After Baylor trailed by three touchdowns against TCU, it had scoring drives of four plays for 45 yards, five plays for 92 yards and five plays for 91 yards to tie the game at 58-58. Meanwhile, the TCU offense had 18 plays for 53 yards on three drives that didn’t muster a point.

“It’s just amazing to me the team that we have,” Baylor quarterback Bryce Petty said. “I was going up and down the sideline like ‘Hey guys, we got this’ and they would look at me like ‘Yeah, I know.’

“It’s just confidence, that I got your back, you got my back, we’ve been through worse. It was just a matter of time before things started picking up.”

But before all of that, you have tonight and the Gold-Blue Debut at 7 p.m. at the Coliseum.

Prepare yourself for the coming basketball season with the modern day, watered-down version of Midnight Madness and a 30-minute intrasquad scrimmage. And grab a roster so you know who’s who. But pay attention to the people you know.

Devin Williams is going to look different to you, too.

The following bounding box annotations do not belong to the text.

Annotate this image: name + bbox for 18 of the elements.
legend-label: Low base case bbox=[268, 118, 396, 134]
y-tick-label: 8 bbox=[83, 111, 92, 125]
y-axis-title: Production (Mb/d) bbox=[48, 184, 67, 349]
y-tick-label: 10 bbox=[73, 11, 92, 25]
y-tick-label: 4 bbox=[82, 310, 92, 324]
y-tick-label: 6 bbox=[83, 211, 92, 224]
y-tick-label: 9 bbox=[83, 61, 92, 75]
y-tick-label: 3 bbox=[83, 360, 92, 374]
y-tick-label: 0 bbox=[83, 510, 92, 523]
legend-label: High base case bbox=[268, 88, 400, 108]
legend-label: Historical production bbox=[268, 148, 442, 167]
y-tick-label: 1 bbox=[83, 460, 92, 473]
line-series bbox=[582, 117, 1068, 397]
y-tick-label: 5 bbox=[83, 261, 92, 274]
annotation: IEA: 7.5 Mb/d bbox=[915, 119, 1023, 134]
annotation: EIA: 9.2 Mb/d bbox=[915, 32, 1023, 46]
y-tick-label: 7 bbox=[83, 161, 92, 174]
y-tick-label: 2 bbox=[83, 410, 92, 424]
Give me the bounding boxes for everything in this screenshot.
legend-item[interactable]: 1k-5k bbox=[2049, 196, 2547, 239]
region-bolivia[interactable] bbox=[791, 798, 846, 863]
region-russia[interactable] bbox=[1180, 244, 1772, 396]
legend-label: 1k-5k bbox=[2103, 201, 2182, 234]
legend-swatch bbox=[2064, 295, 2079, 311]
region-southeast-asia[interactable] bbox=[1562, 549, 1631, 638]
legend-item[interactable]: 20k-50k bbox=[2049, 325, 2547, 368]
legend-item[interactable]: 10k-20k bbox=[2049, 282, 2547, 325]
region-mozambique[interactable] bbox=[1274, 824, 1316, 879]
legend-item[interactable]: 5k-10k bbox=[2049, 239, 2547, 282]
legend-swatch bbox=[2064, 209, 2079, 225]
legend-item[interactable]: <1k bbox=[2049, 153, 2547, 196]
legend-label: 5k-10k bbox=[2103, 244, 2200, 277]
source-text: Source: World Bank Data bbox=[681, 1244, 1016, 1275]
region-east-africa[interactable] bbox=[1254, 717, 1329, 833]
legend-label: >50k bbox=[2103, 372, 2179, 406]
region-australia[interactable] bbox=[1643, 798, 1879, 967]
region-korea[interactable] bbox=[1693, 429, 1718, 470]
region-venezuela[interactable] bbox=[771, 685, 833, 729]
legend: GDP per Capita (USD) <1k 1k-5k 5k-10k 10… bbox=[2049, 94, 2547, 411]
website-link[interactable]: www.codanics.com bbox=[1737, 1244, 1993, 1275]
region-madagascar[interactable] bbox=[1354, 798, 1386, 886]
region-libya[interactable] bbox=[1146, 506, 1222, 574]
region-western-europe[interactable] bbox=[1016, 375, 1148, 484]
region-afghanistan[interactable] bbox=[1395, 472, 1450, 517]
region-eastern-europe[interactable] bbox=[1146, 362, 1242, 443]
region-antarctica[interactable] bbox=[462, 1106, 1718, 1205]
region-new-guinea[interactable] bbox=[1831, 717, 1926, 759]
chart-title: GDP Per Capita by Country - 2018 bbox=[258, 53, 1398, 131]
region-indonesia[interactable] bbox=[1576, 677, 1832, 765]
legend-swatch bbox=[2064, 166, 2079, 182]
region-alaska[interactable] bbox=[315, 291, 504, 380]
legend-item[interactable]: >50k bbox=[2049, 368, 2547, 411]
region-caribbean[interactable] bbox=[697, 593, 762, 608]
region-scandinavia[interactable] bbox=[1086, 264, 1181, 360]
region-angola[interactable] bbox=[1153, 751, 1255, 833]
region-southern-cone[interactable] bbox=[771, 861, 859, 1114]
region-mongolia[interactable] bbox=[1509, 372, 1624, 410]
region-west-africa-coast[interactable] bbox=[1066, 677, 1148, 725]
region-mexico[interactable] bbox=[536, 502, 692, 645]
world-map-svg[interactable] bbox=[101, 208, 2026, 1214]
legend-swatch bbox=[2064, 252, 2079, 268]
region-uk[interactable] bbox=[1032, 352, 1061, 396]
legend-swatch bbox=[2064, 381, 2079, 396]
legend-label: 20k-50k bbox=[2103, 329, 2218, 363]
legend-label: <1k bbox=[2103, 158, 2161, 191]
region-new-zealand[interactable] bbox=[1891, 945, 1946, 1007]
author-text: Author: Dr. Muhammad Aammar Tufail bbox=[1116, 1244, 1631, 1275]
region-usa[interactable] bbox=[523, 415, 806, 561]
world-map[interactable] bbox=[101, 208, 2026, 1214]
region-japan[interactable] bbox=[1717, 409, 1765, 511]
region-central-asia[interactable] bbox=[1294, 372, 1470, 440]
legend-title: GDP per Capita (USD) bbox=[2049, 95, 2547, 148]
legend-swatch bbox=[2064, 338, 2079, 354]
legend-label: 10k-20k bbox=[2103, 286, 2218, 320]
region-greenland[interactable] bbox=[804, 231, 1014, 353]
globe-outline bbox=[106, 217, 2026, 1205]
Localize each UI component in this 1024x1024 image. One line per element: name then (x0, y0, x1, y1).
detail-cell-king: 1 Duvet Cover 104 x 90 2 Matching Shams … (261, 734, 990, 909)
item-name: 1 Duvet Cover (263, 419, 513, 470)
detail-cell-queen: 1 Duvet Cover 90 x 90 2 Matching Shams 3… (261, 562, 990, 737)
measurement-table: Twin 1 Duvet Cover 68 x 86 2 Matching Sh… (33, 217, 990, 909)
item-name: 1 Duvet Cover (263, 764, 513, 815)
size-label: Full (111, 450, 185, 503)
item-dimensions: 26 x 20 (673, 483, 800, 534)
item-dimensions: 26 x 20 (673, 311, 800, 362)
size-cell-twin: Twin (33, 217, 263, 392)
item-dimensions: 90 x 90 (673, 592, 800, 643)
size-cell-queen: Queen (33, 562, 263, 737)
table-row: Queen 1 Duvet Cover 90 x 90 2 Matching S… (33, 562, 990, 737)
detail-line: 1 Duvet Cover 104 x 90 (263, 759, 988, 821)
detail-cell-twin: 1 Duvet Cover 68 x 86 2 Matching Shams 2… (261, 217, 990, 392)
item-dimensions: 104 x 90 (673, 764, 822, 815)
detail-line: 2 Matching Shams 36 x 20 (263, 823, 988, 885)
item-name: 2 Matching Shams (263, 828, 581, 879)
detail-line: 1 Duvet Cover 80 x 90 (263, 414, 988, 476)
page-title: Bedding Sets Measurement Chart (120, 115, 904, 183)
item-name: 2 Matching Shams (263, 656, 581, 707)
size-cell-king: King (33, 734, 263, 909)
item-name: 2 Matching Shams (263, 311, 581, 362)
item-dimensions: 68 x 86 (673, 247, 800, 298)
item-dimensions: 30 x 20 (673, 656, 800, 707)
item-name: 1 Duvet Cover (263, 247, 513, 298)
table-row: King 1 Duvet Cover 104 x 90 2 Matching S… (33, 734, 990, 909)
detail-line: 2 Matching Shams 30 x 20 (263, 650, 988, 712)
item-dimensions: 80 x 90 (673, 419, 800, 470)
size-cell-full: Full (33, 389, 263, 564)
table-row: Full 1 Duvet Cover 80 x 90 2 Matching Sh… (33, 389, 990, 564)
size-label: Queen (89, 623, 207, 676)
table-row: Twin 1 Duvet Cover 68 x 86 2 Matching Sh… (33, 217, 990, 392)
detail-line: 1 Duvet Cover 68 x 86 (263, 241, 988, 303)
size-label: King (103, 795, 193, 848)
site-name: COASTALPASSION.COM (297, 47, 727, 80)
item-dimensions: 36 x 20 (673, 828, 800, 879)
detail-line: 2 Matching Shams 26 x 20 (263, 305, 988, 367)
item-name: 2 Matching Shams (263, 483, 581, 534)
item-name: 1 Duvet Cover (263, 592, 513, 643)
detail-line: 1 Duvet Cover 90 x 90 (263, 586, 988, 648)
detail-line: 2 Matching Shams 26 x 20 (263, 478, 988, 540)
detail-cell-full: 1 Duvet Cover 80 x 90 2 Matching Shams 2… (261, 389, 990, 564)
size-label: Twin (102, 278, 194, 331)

People ask and talk about the five newcomers and the two players who are now eligible. Bob Huggins is alarmingly optimistic about Jonathan Holton and what he’ll bring to the team by presence alone. And Juwan Staten is everybody’s All-American.

I don’t think I’m overstating this when I say that after talking to Huggins three times this preseason and to players twice that Williams is the one who made the most of himself and the offseason.

One explanation? The 6-foot-9, 260-pound sophomore has a handle on his asthma after letting it handle him last season.

What Williams was working with was really no different than a teammate handling the ball with a bum wrist or an opponent cutting on a bad ankle. It was only a matter of time until he was overcome. The big man was breathing hard and laboring from point to point, which is less than ideal for the player WVU tried to rely on for rebounds on defense and touches close to the basket on offense.

“I couldn’t make it to the first media timeout,” he said. “I was usually trying to fight through it by then.”

His father had asthma when he was younger and Williams’ brothers outgrew it, too. Williams was different because it crept up on him later in life and saddled him when he was in high school. If he thought he had it under control helping Florida’s Montverde Academy to the National High School Invitational championship, he learned otherwise with the Mountaineers.

Yet Huggins had to learn to live with it, too. Williams had good days and bad days, but the Mountaineers coach came to recognize the days were not predictable, which meant the team couldn’t find a pattern for playing time and breaks to keep Williams fresh.

“If was different all the time,” Huggins said. “We couldn’t say that if he goes a certain amount of time it was going to hit him. It varies. I’m sure the weather and what the climate was like were factors and different things affected it, but it wasn’t a predictable thing.”